Carterton Crier Issue 3_Lowres - page 40

A Carterton Great
Mary Johnson Clarke
Mary Johnson Clarke arrived in Carterton in 1957 with her husband,
who was taking over a butchers shop. She has been here ever since,
and has served as a town councillor, Mayor, and a district councillor.
Sam Bennett visited her home to talk police escorts, rebellion and
ladies from Birmingham and London.
“Four or five years ago, I was on
my way to do some shopping and
this woman came over to me,” Mary
Johnson Clarke tells me. “She said
she’d been wanting to speak to me.”
“I said ‘Oh yes? What about?’ and it
was something to do with the Council,”
Mary continues. “I told her I didn’t have
a clue and that she’d have to go to the
Town Hall.
“She said: ‘Well you’re the bloody
Mayor!’ I hadn’t been the Mayor
since 1990!”
Mary began her spell as Mayor of
Carterton in 1987. “That’s when the
Greater Carterton concept started,”
she states. This concept was about
developing Carterton, which at the
time was said to be missing facilities in
the town centre, and the town did not
have decent access to the A40.
“There were groups who didn’t want
any development in Carterton. They
wanted it to stay as it was,” the
86-year old recalls. “On a couple of
occasions I had to have police escorts
to meetings because of the people
outside the Town Hall demonstrating.”
One of the Greater Carterton ideas
was to use some of the recreation
ground for car parking and a new
supermarket. Mary found herself
getting unpleasant phone calls in the
early hours of the morning from those
in objection. In the end a vote was
held. The Town Council lost and the
recreation ground was not used for
Greater Carterton as planned.
“It was quite a volatile time,” she
claims. “It’s what happens when you
have a belief and put your head above
the parapet to say so.

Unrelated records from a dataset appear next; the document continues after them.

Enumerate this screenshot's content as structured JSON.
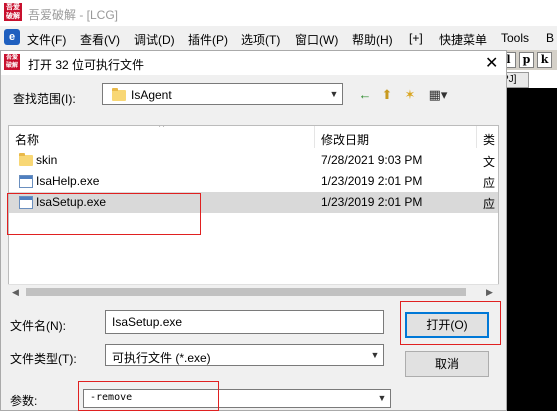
{
  "app": {
    "logo_text": "吾爱破解",
    "title": "吾爱破解 - [LCG]",
    "menu": [
      "文件(F)",
      "查看(V)",
      "调试(D)",
      "插件(P)",
      "选项(T)",
      "窗口(W)",
      "帮助(H)",
      "[+]",
      "快捷菜单",
      "Tools",
      "B"
    ],
    "toolbar_buttons": [
      "l",
      "p",
      "k"
    ],
    "toolbar_strip": "PJ]"
  },
  "dialog": {
    "title": "打开 32 位可执行文件",
    "close": "✕",
    "lookin_label": "查找范围(I):",
    "lookin_value": "IsAgent",
    "nav_icons": {
      "back": "←",
      "up": "⬆",
      "newfolder": "✶",
      "view": "▦▾"
    },
    "columns": {
      "name": "名称",
      "date": "修改日期",
      "type": "类"
    },
    "files": [
      {
        "name": "skin",
        "date": "7/28/2021 9:03 PM",
        "type": "文",
        "kind": "folder"
      },
      {
        "name": "IsaHelp.exe",
        "date": "1/23/2019 2:01 PM",
        "type": "应",
        "kind": "exe"
      },
      {
        "name": "IsaSetup.exe",
        "date": "1/23/2019 2:01 PM",
        "type": "应",
        "kind": "exe",
        "selected": true
      }
    ],
    "filename_label": "文件名(N):",
    "filename_value": "IsaSetup.exe",
    "filetype_label": "文件类型(T):",
    "filetype_value": "可执行文件 (*.exe)",
    "args_label": "参数:",
    "args_value": "-remove",
    "open_button": "打开(O)",
    "cancel_button": "取消"
  },
  "colors": {
    "annotation": "#e02020",
    "selection": "#d9d9d9",
    "focus": "#0078d7"
  }
}
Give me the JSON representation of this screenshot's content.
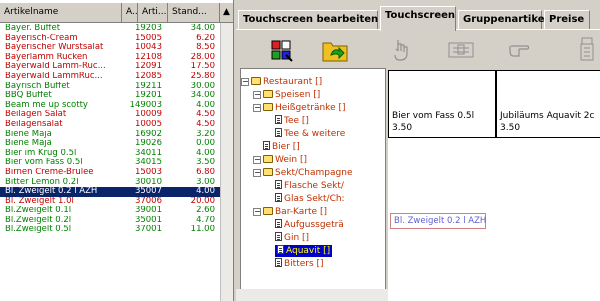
{
  "table": {
    "headers": [
      "Artikelname",
      "A...",
      "Arti...",
      "Stand..."
    ],
    "rows": [
      {
        "name": "Bayer. Buffet",
        "art": "19203",
        "price": "34.00",
        "color": "#008000"
      },
      {
        "name": "Bayerisch-Cream",
        "art": "15005",
        "price": "6.20",
        "color": "#c00000"
      },
      {
        "name": "Bayerischer Wurstsalat",
        "art": "10043",
        "price": "8.50",
        "color": "#c00000"
      },
      {
        "name": "Bayerlamm Rücken",
        "art": "12108",
        "price": "28.00",
        "color": "#c00000"
      },
      {
        "name": "Bayerwald Lamm-Rüc...",
        "art": "12091",
        "price": "17.50",
        "color": "#c00000"
      },
      {
        "name": "Bayerwald LammRüc...",
        "art": "12085",
        "price": "25.80",
        "color": "#c00000"
      },
      {
        "name": "Bayrisch Büffet",
        "art": "19211",
        "price": "30.00",
        "color": "#008000"
      },
      {
        "name": "BBQ Buffet",
        "art": "19201",
        "price": "34.00",
        "color": "#008000"
      },
      {
        "name": "Beam me up scotty",
        "art": "149003",
        "price": "4.00",
        "color": "#008000"
      },
      {
        "name": "Beilagen Salat",
        "art": "10009",
        "price": "4.50",
        "color": "#c00000"
      },
      {
        "name": "Beilagensalat",
        "art": "10005",
        "price": "4.50",
        "color": "#c00000"
      },
      {
        "name": "Biene Maja",
        "art": "16902",
        "price": "3.20",
        "color": "#008000"
      },
      {
        "name": "Biene Maja",
        "art": "19026",
        "price": "0.00",
        "color": "#008000"
      },
      {
        "name": "Bier im Krug 0.5l",
        "art": "34011",
        "price": "4.00",
        "color": "#008000"
      },
      {
        "name": "Bier vom Fass 0.5l",
        "art": "34015",
        "price": "3.50",
        "color": "#008000"
      },
      {
        "name": "Birnen Creme-Brulee",
        "art": "15003",
        "price": "6.80",
        "color": "#c00000"
      },
      {
        "name": "Bitter Lemon 0.2l",
        "art": "30010",
        "price": "3.00",
        "color": "#008000"
      },
      {
        "name": "Bl. Zweigelt 0.2 l AZH",
        "art": "35007",
        "price": "4.00",
        "color": "#ffffff",
        "selected": true
      },
      {
        "name": "Bl. Zweigelt 1.0l",
        "art": "37006",
        "price": "20.00",
        "color": "#c00000"
      },
      {
        "name": "Bl.Zweigelt 0.1l",
        "art": "39001",
        "price": "2.60",
        "color": "#008000"
      },
      {
        "name": "Bl.Zweigelt 0.2l",
        "art": "35001",
        "price": "4.70",
        "color": "#008000"
      },
      {
        "name": "Bl.Zweigelt 0.5l",
        "art": "37001",
        "price": "11.00",
        "color": "#008000"
      }
    ]
  },
  "tabs": [
    "Touchscreen bearbeiten",
    "Touchscreen",
    "Gruppenartikel",
    "Preise"
  ],
  "tree": [
    {
      "label": "Restaurant []",
      "level": 0,
      "type": "folder"
    },
    {
      "label": "Speisen []",
      "level": 1,
      "type": "folder"
    },
    {
      "label": "Heißgetränke []",
      "level": 1,
      "type": "folder"
    },
    {
      "label": "Tee []",
      "level": 2,
      "type": "doc"
    },
    {
      "label": "Tee & weitere",
      "level": 2,
      "type": "doc"
    },
    {
      "label": "Bier []",
      "level": 1,
      "type": "doc"
    },
    {
      "label": "Wein []",
      "level": 1,
      "type": "folder"
    },
    {
      "label": "Sekt/Champagne",
      "level": 1,
      "type": "folder"
    },
    {
      "label": "Flasche Sekt/",
      "level": 2,
      "type": "doc"
    },
    {
      "label": "Glas Sekt/Ch:",
      "level": 2,
      "type": "doc"
    },
    {
      "label": "Bar-Karte []",
      "level": 1,
      "type": "folder"
    },
    {
      "label": "Aufgussgeträ",
      "level": 2,
      "type": "doc"
    },
    {
      "label": "Gin []",
      "level": 2,
      "type": "doc"
    },
    {
      "label": "Aquavit []",
      "level": 2,
      "type": "doc",
      "selected": true
    },
    {
      "label": "Bitters []",
      "level": 2,
      "type": "doc"
    }
  ],
  "grid": {
    "cells": [
      {
        "name": "Bier vom Fass 0.5l",
        "price": "3.50"
      },
      {
        "name": "Jubiläums Aquavit 2c",
        "price": "3.50"
      }
    ],
    "selected_item": "Bl. Zweigelt 0.2 l AZH"
  },
  "icons": [
    "grid-edit-icon",
    "folder-arrow-icon",
    "hand-point-icon",
    "keyboard-icon",
    "hand-pointer-icon",
    "device-icon"
  ]
}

People have said
they agree with you but when it comes
to actually putting their heads over the
parapet, they don’t do it.”
So almost 30 years on, has the
concept succeeded? “Greater
Carterton was altered to suit the town
20 years after it was first proposed,”
says Mary. “There are lots of people
with houses, we’ve got the connection
to the A40 which we didn’t have,
football grounds, a football clubhouse,
and the leisure centre. So yes, the
seeds that I sowed have borne fruit.”